The future of cannabis in rheumatology hinges on high-quality research that can address these uncertainties, provide insights into long-term safety and explore interactions with conventional treatments. Until then, we are encouraged to approach cannabis with an evidence-informed perspective, focusing on patient-centered guidance that maximizes benefits while minimizing risks. By staying informed and fostering open communication with patients, rheumatology providers can contribute to a growing body of knowledge that may one day position cannabis as a respected and regulated option within the standard toolkit for managing RMDs.
In this evolving landscape, cannabis education and research will enable us to confidently support our patients’ pain management needs, helping us navigate the complexities of cannabis with greater clarity and understanding.

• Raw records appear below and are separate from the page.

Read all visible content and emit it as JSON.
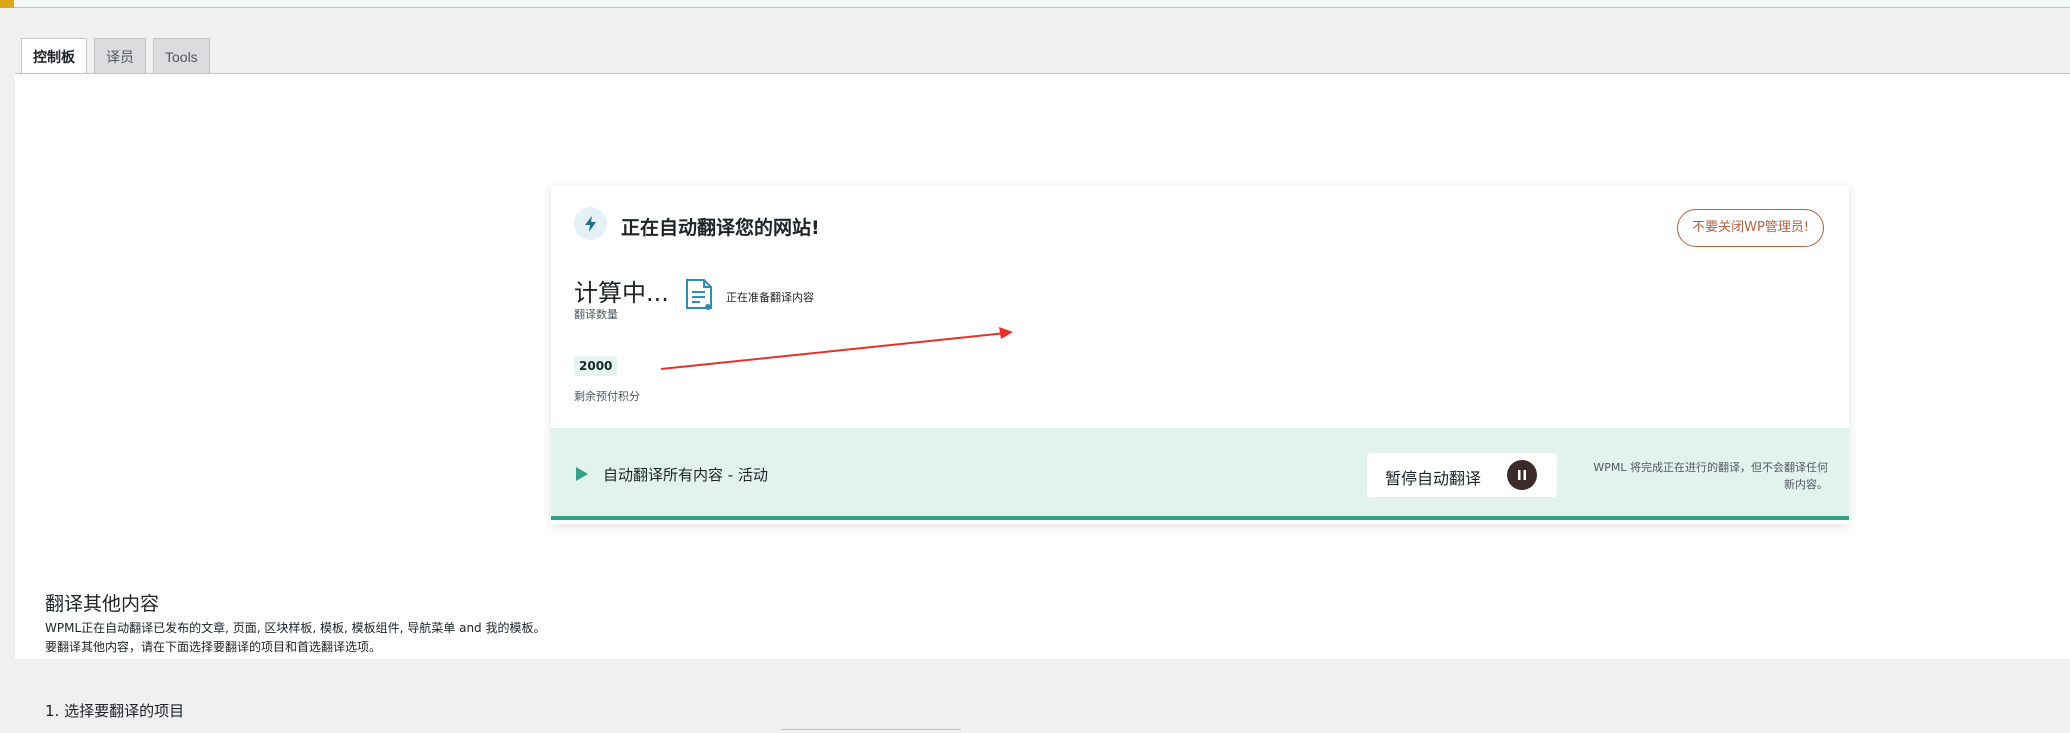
{
  "tabs": [
    {
      "label": "控制板",
      "active": true
    },
    {
      "label": "译员",
      "active": false
    },
    {
      "label": "Tools",
      "active": false
    }
  ],
  "card": {
    "title": "正在自动翻译您的网站!",
    "warning_button": "不要关闭WP管理员!",
    "count_value": "计算中...",
    "count_label": "翻译数量",
    "preparing_text": "正在准备翻译内容",
    "credits_value": "2000",
    "credits_label": "剩余预付积分",
    "bar_status": "自动翻译所有内容 - 活动",
    "pause_button": "暂停自动翻译",
    "bar_note_line1": "WPML 将完成正在进行的翻译，但不会翻译任何",
    "bar_note_line2": "新内容。"
  },
  "section": {
    "title": "翻译其他内容",
    "desc_line1": "WPML正在自动翻译已发布的文章, 页面, 区块样板, 模板, 模板组件, 导航菜单 and 我的模板。",
    "desc_line2": "要翻译其他内容，请在下面选择要翻译的项目和首选翻译选项。",
    "step1": "1. 选择要翻译的项目"
  },
  "colors": {
    "accent_teal": "#33a188",
    "bar_bg": "#e2f3ee",
    "warning": "#b95f3f",
    "annotation_arrow": "#e8302a"
  },
  "icons": [
    "lightning-icon",
    "document-icon",
    "play-icon",
    "pause-icon"
  ]
}
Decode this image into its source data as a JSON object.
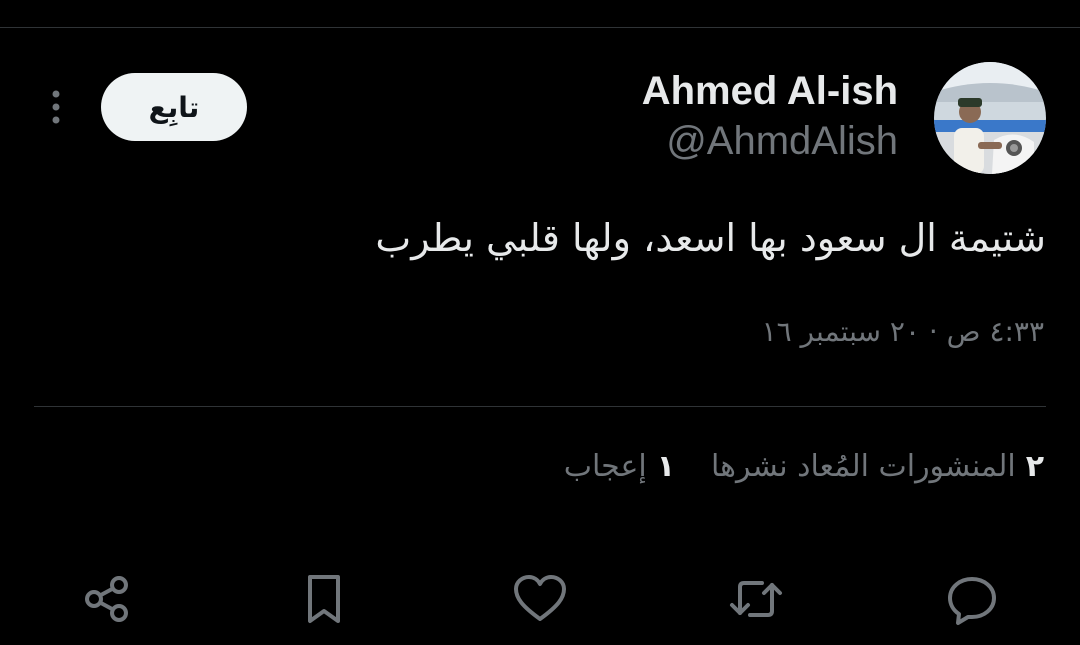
{
  "tweet": {
    "author": {
      "display_name": "Ahmed Al-ish",
      "handle": "@AhmdAlish"
    },
    "follow_label": "تابِع",
    "text": "شتيمة ال سعود بها اسعد، ولها قلبي يطرب",
    "timestamp": "٤:٣٣ ص · ٢٠ سبتمبر ١٦",
    "stats": {
      "reposts_count": "٢",
      "reposts_label": "المنشورات المُعاد نشرها",
      "likes_count": "١",
      "likes_label": "إعجاب"
    }
  },
  "icons": {
    "more": "more-vertical-icon",
    "share": "share-icon",
    "bookmark": "bookmark-icon",
    "like": "heart-icon",
    "repost": "repost-icon",
    "reply": "reply-icon"
  },
  "colors": {
    "background": "#000000",
    "text_primary": "#e7e9ea",
    "text_secondary": "#71767b",
    "divider": "#2f3336",
    "follow_bg": "#eff3f4",
    "follow_text": "#0f1419"
  }
}
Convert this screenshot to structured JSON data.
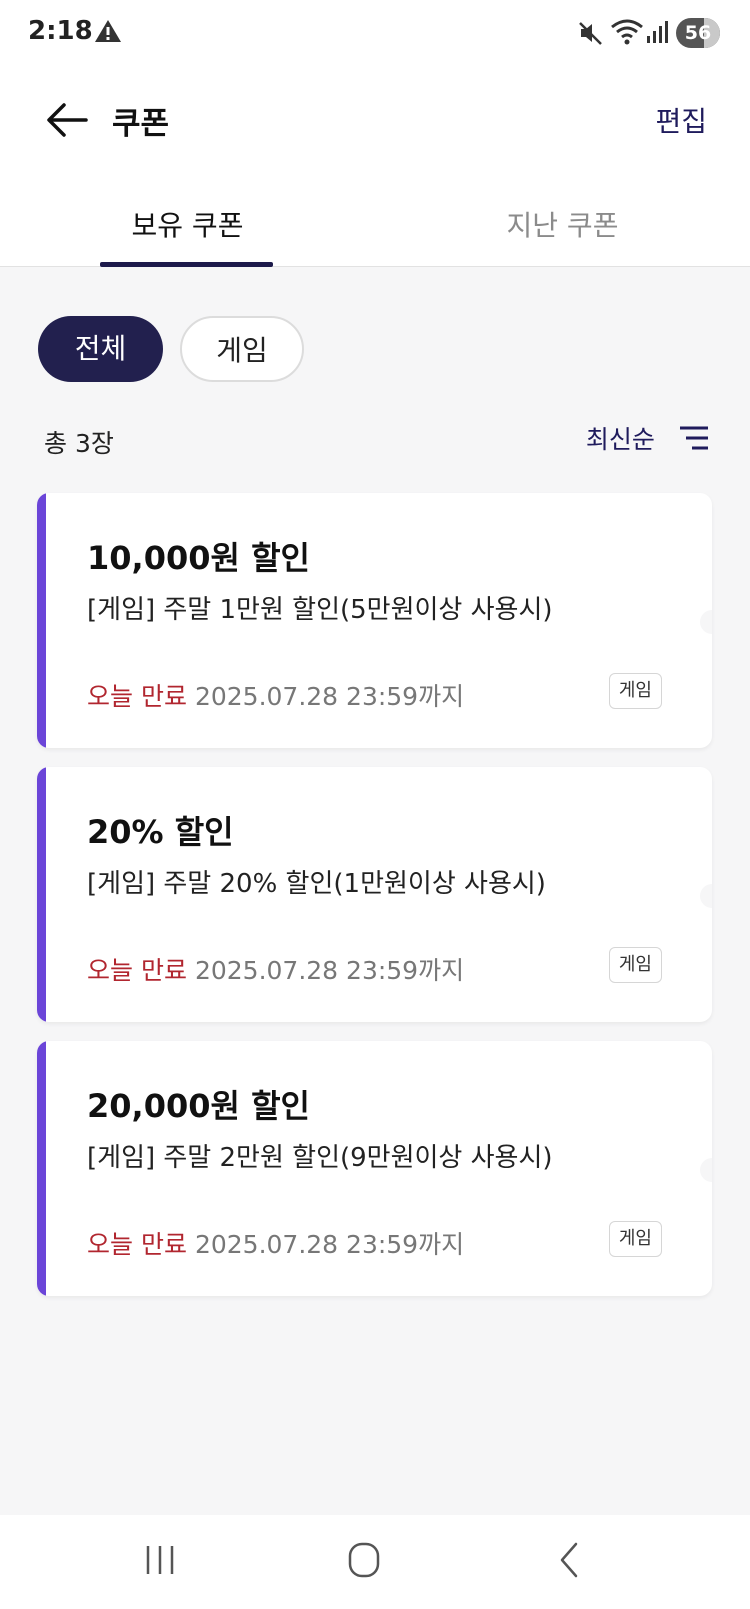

Joanna Zeiger, MS, PhD, works as a cannabis epidemiologist, one of the few in the U.S. She is the founder and CEO of Canna Research Foundation, a nonprofit organization whose goal is to understand the role of cannabis patterns of use and benefits/adverse effects in various populations to better understand the efficacy and safety of medical cannabis. She is also chief scientific officer and the epidemiologist and biostatistician Clinika Research, a CRO that focuses on health outcomes, pharmacokinetic studies and plant-based medicine, including cannabis.

Kaleb Michaud, PhD.
University of Nebraska Medical Center portrait taken on Thursday, September 15, 2022.
Kaleb Michaud, PhD, is a professor in the Division of Rheumatology and Immunology, University of Nebraska Medical Center, Omaha, and the director of FORWARD, The National Databank for Rheumatic Diseases. He is also the ARP secretary.
Disclosure
Dr. Michaud has received Innovative Research Award funding from the Rheumatology Research Foundation.